Oh, I could try to "fit you in" either to Kubler-Ross's or Bowlby's models. Let's just do it, for a fun exercise. Kubler-Ross stage (1) is denial. We can see that in Job 1:20-22. You were denying it, right? Her stage (2) is anger. How about Job 6 or 7? Yep. Then she has "bargaining" for stage 3. Maybe that can be interpreted as your quest for a redeemer/witness. What is (4)? Depression. Wow, look at Job 14. Depression in spades. Finally, she has acceptance. Job 42. Bingo. Or, Bowlby. He says station one is "Protest." My goodness, your whole book manifests that. (2) is Despair. How about this verse: "My days are past, my plans are broken off, the desires of my heart" (17:11). Can you think of anything so despairing? There are tons of other verses I could cite. Stage (3) for Bowlby is "detachment." That may be found in many of your expressions of apathy and lack of concern about what happens to you or to anything in life. Finally, there is (4) Recovery and (5) Restoration. Recovery can be seen in 42:1-6 as you "see God." And, the text itself uses language of restoration in 42:10--"And the Lord restored the fortunes of Job...."
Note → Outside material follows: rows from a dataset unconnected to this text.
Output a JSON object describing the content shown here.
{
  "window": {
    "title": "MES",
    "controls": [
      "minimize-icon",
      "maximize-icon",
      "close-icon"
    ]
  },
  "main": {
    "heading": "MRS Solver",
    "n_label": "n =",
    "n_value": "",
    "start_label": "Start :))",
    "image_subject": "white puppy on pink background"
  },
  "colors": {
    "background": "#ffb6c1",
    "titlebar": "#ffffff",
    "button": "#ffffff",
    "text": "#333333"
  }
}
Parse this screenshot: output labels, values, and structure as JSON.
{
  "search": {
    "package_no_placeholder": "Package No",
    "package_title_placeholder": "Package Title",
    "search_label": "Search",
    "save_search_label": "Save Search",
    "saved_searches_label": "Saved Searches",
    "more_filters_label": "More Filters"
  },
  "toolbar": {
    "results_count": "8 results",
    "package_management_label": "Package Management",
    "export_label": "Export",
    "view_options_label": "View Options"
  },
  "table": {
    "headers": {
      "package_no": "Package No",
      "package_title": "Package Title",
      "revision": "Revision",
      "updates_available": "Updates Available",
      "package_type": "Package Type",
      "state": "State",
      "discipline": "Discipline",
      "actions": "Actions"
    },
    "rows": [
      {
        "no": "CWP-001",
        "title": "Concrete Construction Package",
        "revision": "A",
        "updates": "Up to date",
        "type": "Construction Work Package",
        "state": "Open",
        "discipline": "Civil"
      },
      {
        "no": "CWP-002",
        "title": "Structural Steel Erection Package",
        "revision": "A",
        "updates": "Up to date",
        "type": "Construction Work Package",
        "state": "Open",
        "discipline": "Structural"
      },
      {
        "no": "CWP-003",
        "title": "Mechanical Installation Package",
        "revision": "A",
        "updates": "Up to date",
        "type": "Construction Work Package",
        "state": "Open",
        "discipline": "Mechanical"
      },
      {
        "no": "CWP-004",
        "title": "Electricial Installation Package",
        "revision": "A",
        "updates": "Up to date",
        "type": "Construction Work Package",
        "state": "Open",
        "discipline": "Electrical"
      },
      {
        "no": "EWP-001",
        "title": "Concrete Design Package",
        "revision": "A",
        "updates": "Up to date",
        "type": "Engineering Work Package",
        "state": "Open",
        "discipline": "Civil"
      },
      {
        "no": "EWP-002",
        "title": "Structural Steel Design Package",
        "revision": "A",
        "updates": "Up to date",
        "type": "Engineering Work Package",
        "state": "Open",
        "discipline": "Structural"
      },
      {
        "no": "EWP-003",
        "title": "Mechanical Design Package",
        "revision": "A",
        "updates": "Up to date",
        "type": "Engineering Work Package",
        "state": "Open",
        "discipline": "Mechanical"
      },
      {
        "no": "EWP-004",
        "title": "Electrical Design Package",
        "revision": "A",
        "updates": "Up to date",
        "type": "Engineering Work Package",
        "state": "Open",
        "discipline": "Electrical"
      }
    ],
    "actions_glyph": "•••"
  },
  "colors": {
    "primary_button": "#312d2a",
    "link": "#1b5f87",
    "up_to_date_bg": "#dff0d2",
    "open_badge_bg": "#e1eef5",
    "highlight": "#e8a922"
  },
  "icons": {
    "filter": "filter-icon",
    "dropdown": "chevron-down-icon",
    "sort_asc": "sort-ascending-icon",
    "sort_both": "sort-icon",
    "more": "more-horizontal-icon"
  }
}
But this was all a game, Job. I did this, fitting you into the Procrustean bed of modern grief interpreters, because I wanted to show that everything they say you recognize. But, you know, none of the researchers have heard YOUR formulation of your grief, YOUR way of defining your problems. Thus, you can be "fit into" someone else's theory, but no one is seemingly listening to YOU.
That must be frustrating for you, Job. I know it is frustrating to me. Let me give you an example. After I became divorced in 2001, I decided to go to a shrink or two just to see how they could help me define some issues that I was going to face. It was a very bad decision, Job. I just don't think I was ready. Maybe I was too vain or proud (probably), but I just wasn't receptive to what they were trying to do. I think I rebelled at two levels. On the one hand I think I rejected the "medical" model which I perceived was at the base of what they were trying to do. I was much more interested in conversation than diagnosis. Second, I think that I reject also the "psychologist/psychiatrist as neutral" model that seems to dominate the field. That is, I wanted to talk to them as people, with their own inadequacies and hangups. I guess I just misunderstood what they were about--like I misunderstand almost everything else in life, Job. In any case, I got the distinct impression that one guy was trying desperately to fit me into the DSM 4 categories, and another was so enamored of his Rogerian theory that he couldn't get himself out of his own web of limitation. Thus, I saw these guys as imprisoned by their own methodology and unable to listen to me as a result. I am sure that I was just being a jerk, but I don't want to lose the point. I didn't feel as if I was being heard.
That's how you must feel, Job, when you learn about all these modern greif researchers. They don't even take your tears or problems into consideration. But I have been trying to hear you; I really have. And, what I still want to know is the shape of your restoration which the text mentions in 42:10. I want to know this because today I am wondering if new life is ever really possible. And please don't tell me that I am just intellectualizing life, Job, because I will just want to subject that statement to scrutiny.
Well, one more conversation, and where are we? I don't know, Job. One friend of mine accuses me of taking three steps backward for every one I take forward. Maybe she is right. But this was my step(s) for today.